O juiz Darrin Gayles afirmou em sua decisão que Trump não havia “comprovado de forma plausível” que o jornal publicou o artigo com “má-fé e dolo”, um termo jurídico que significaria que o veículo sabia que o que estava publicando era falso ou agiu com descaso imprudente quanto à veracidade das informações.
Gayles arquivou a queixa sem julgar o mérito, permitindo que Trump apresente a mesma ação novamente.
Um porta-voz da equipe jurídica de Trump disse em comunicado que o presidente entraria novamente com “esta ação contundente”. Trump fez um comentário semelhante nas redes sociais.
Um porta-voz da Dow Jones, empresa dona do Wall Street Journal, disse em comunicado: “Estamos satisfeitos com a decisão do juiz de rejeitar esta queixa. Defendemos a confiabilidade, o rigor e a precisão das reportagens do Wall Street Journal”.

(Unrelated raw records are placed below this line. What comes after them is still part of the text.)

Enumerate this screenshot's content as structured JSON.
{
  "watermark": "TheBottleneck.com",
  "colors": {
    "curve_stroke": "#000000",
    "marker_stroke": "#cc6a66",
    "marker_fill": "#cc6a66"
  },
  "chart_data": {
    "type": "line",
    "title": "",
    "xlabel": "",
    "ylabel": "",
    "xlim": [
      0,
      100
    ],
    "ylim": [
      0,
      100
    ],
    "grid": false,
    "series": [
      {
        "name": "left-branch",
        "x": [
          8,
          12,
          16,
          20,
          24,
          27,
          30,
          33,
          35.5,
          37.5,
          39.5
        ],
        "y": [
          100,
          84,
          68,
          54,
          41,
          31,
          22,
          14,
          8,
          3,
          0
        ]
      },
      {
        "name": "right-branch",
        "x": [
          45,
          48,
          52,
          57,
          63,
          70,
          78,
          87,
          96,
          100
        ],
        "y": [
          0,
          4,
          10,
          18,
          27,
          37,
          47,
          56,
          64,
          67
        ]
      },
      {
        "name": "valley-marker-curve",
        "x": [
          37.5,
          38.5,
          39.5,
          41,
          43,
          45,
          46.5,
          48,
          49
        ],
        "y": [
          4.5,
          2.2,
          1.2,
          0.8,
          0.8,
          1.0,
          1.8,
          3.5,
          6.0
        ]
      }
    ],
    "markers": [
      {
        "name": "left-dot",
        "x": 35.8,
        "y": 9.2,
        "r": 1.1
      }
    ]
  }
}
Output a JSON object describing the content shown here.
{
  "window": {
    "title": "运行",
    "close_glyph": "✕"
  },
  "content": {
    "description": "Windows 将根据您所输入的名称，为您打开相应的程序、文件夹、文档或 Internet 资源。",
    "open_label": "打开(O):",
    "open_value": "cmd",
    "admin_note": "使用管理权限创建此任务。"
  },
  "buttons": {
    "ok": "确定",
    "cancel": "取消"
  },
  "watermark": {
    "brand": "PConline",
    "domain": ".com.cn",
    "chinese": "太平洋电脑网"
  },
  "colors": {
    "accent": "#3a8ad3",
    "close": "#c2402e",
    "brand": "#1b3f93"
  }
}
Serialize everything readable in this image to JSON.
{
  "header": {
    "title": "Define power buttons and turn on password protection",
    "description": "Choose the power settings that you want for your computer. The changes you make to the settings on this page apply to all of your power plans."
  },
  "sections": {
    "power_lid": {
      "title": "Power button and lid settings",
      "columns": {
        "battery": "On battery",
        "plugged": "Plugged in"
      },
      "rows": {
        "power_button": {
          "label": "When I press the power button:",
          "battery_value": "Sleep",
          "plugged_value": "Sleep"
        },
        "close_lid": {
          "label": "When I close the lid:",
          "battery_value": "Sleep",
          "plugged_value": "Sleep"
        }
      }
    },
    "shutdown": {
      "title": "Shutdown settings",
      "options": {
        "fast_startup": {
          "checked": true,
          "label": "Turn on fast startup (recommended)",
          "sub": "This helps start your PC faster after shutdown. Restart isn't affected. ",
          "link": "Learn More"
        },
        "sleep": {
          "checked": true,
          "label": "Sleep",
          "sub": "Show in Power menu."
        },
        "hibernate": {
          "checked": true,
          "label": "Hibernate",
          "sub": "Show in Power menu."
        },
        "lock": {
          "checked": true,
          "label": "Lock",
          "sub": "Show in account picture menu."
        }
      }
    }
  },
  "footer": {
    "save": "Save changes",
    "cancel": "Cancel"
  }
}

O processo de Trump se concentrava em um artigo do WSJ publicado em 17 de julho com a manchete: “Amigos de Jeffrey Epstein enviaram cartas obscenas para um álbum de 50º aniversário. Uma era de Donald Trump”. O texto descrevia uma carta que parecia ser de Trump em um álbum de aniversário de 2003 compilado para Epstein.

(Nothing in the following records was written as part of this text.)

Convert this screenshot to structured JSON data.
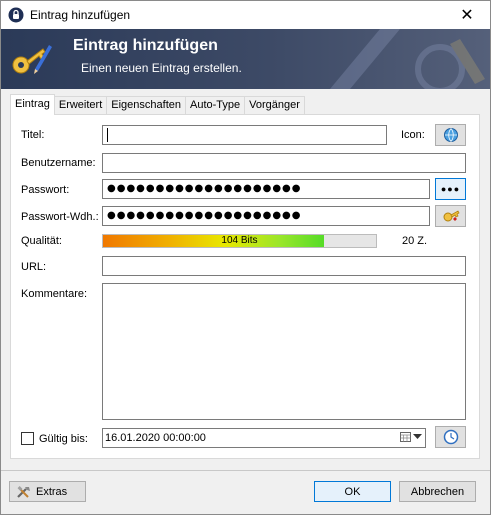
{
  "window": {
    "title": "Eintrag hinzufügen",
    "close_symbol": "✕"
  },
  "banner": {
    "title": "Eintrag hinzufügen",
    "subtitle": "Einen neuen Eintrag erstellen."
  },
  "tabs": [
    {
      "label": "Eintrag",
      "active": true
    },
    {
      "label": "Erweitert"
    },
    {
      "label": "Eigenschaften"
    },
    {
      "label": "Auto-Type"
    },
    {
      "label": "Vorgänger"
    }
  ],
  "form": {
    "title_label": "Titel:",
    "title_value": "",
    "icon_label": "Icon:",
    "username_label": "Benutzername:",
    "username_value": "",
    "password_label": "Passwort:",
    "password_value": "●●●●●●●●●●●●●●●●●●●●",
    "repeat_label": "Passwort-Wdh.:",
    "repeat_value": "●●●●●●●●●●●●●●●●●●●●",
    "reveal_button": "●●●",
    "quality_label": "Qualität:",
    "quality_text": "104 Bits",
    "quality_fraction": 0.81,
    "char_count": "20 Z.",
    "url_label": "URL:",
    "url_value": "",
    "notes_label": "Kommentare:",
    "notes_value": "",
    "expires_label": "Gültig bis:",
    "expires_checked": false,
    "expires_value": "16.01.2020 00:00:00"
  },
  "buttons": {
    "extras": "Extras",
    "ok": "OK",
    "cancel": "Abbrechen"
  },
  "colors": {
    "accent": "#0078d7",
    "banner": "#2b3a58"
  }
}
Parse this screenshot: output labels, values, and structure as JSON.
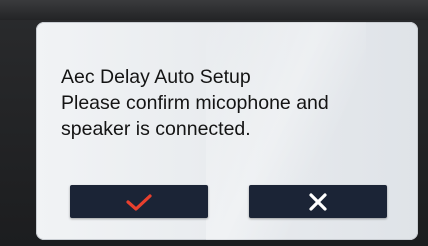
{
  "dialog": {
    "lines": [
      "Aec Delay Auto Setup",
      "Please confirm micophone and",
      "speaker is connected."
    ]
  },
  "buttons": {
    "confirm": {
      "icon": "check-icon",
      "color": "#e8402e"
    },
    "cancel": {
      "icon": "close-icon",
      "color": "#ffffff"
    }
  },
  "colors": {
    "dialog_bg": "#eceff2",
    "button_bg": "#1b2436"
  }
}
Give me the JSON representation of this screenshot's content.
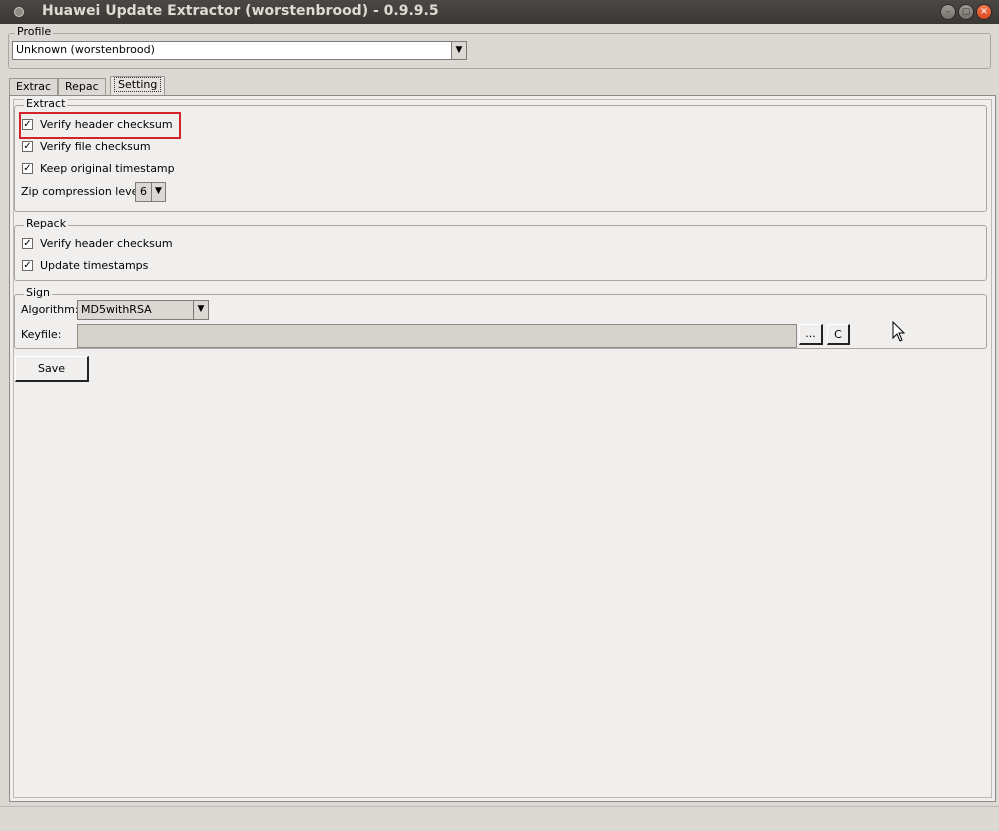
{
  "window": {
    "title": "Huawei Update Extractor (worstenbrood) - 0.9.9.5",
    "minimize_glyph": "–",
    "maximize_glyph": "▢",
    "close_glyph": "✕"
  },
  "profile": {
    "legend": "Profile",
    "selected": "Unknown (worstenbrood)"
  },
  "tabs": [
    {
      "label": "Extrac",
      "active": false
    },
    {
      "label": "Repac",
      "active": false
    },
    {
      "label": "Setting",
      "active": true
    }
  ],
  "extract": {
    "legend": "Extract",
    "verify_header_checksum": {
      "label": "Verify header checksum",
      "checked": true
    },
    "verify_file_checksum": {
      "label": "Verify file checksum",
      "checked": true
    },
    "keep_original_timestamp": {
      "label": "Keep original timestamp",
      "checked": true
    },
    "zip_level_label": "Zip compression level:",
    "zip_level_value": "6"
  },
  "repack": {
    "legend": "Repack",
    "verify_header_checksum": {
      "label": "Verify header checksum",
      "checked": true
    },
    "update_timestamps": {
      "label": "Update timestamps",
      "checked": true
    }
  },
  "sign": {
    "legend": "Sign",
    "algorithm_label": "Algorithm:",
    "algorithm_value": "MD5withRSA",
    "keyfile_label": "Keyfile:",
    "keyfile_value": "",
    "browse_label": "...",
    "clear_label": "C"
  },
  "save_label": "Save",
  "check_glyph": "✓",
  "dropdown_glyph": "▼",
  "colors": {
    "highlight_border": "#d3222a",
    "titlebar": "#3c3b37"
  }
}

O artigo dizia que a carta tinha o desenho de uma mulher nua com a assinatura de Trump abaixo da cintura dela e uma mensagem que dizia: “Feliz aniversário —e que cada dia seja mais um segredo maravilhoso”.

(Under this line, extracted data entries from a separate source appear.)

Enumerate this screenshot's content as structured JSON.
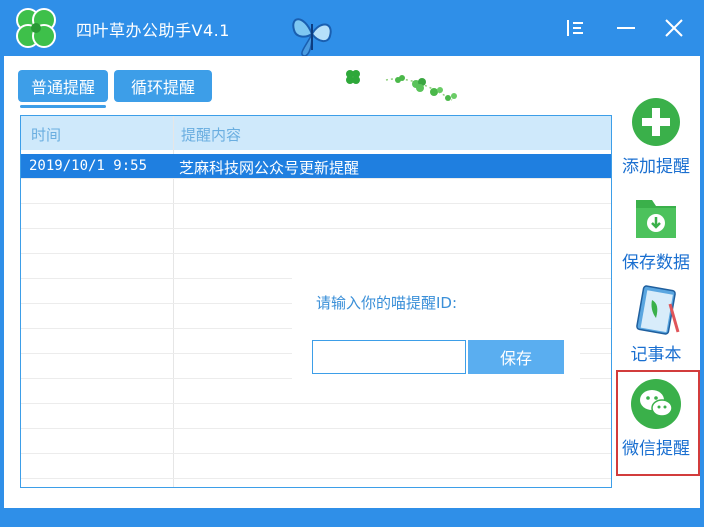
{
  "window": {
    "title": "四叶草办公助手V4.1",
    "logo_icon": "four-leaf-clover-icon",
    "decoration_icon": "butterfly-icon",
    "menu_icon": "menu-icon",
    "minimize_icon": "minimize-icon",
    "close_icon": "close-icon"
  },
  "tabs": [
    {
      "label": "普通提醒",
      "active": true
    },
    {
      "label": "循环提醒",
      "active": false
    }
  ],
  "list": {
    "columns": [
      "时间",
      "提醒内容"
    ],
    "rows": [
      {
        "time": "2019/10/1 9:55",
        "content": "芝麻科技网公众号更新提醒",
        "selected": true
      }
    ]
  },
  "wechat_prompt": {
    "label": "请输入你的喵提醒ID:",
    "input_value": "",
    "input_placeholder": "",
    "save_label": "保存"
  },
  "sidebar": {
    "items": [
      {
        "label": "添加提醒",
        "icon": "add-icon"
      },
      {
        "label": "保存数据",
        "icon": "folder-download-icon"
      },
      {
        "label": "记事本",
        "icon": "notebook-icon"
      },
      {
        "label": "微信提醒",
        "icon": "wechat-icon",
        "highlighted": true
      }
    ]
  },
  "colors": {
    "title_bar": "#2f8fe8",
    "accent": "#3d9ee8",
    "selected_row": "#1f7fe0",
    "header_bg": "#cfe9fb",
    "highlight_frame": "#d23c3c",
    "icon_green": "#3ab04a"
  }
}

Trump disse ao WSJ que “isso é uma coisa falsa” e afirmou: “Nunca fiz uma imagem na minha vida. Eu não desenho mulheres”. Ele disse em um processo movido no dia seguinte à publicação do artigo que “não existe nenhuma carta ou desenho autêntico”.
Trump processou a empresa controladora do Journal, a News Corp, bem como Rupert Murdoch, fundador da News Corp; Robert Thomson, o CEO; a Dow Jones, dona do WSJ; e dois repórteres do veículo. Ele pediu US$ 10 bilhões em indenização.
O presidente tem sido particularmente sensível à sua associação com Epstein. Na época em que o artigo do jornal foi publicado, ele estava sob pressão crescente para liberar arquivos relacionados à investigação do Departamento de Justiça sobre Epstein.
Uma cópia do livro de aniversário incluindo a carta divulgada primeiramente pelo WSJ foi entregue em setembro aos membros do Comitê de Supervisão da Câmara por advogados do espólio de Epstein. O livro de 238 páginas foi compilado por sua então namorada, Ghislaine Maxwell, que foi condenada como cúmplice do esquema de abuso sexual de Epstein.
Advogados do WSJ haviam pedido ao juiz que rejeitasse o processo, argumentando que o artigo era verdadeiro. Eles também argumentaram que não poderia ser difamatório para Trump porque a conduta descrita no artigo era consistente com sua reputação.
Gayles escreveu em sua decisão que Trump não conseguiu demonstrar que o WSJ não havia investigado a veracidade de suas afirmações antes da publicação e havia informado seus leitores que Trump negou ter escrito a carta.
A rejeição do processo representa mais um golpe nos ataques contínuos de Trump à imprensa. O presidente não esconde sua animosidade em relação à mídia e entrou com processos nos últimos meses contra o The New York Times, a BBC, a CNN e o The Des Moines Register, buscando punir os veículos por suas reportagens.
Um processo de US$ 15 bilhões contra o New York Times e quatro repórteres do jornal, bem como contra a editora de livros Penguin Random House, no qual Trump afirmou que sua reputação como empresário bem-sucedido foi manchada em uma série de artigos escritos em 2024, foi rejeitado em setembro. Trump entrou novamente com o processo em outubro.
O histórico de ataques de Trump contra a imprensa começou a prejudicá-lo nos tribunais, com juízes citando esses ataques ao decidir contra o governo em pelo menos três casos recentes envolvendo organizações de notícias. Em 31 de março, um juiz federal bloqueou o decreto de Trump que proibia o financiamento da NPR e da PBS, decidindo que ela violava a Primeira Emenda.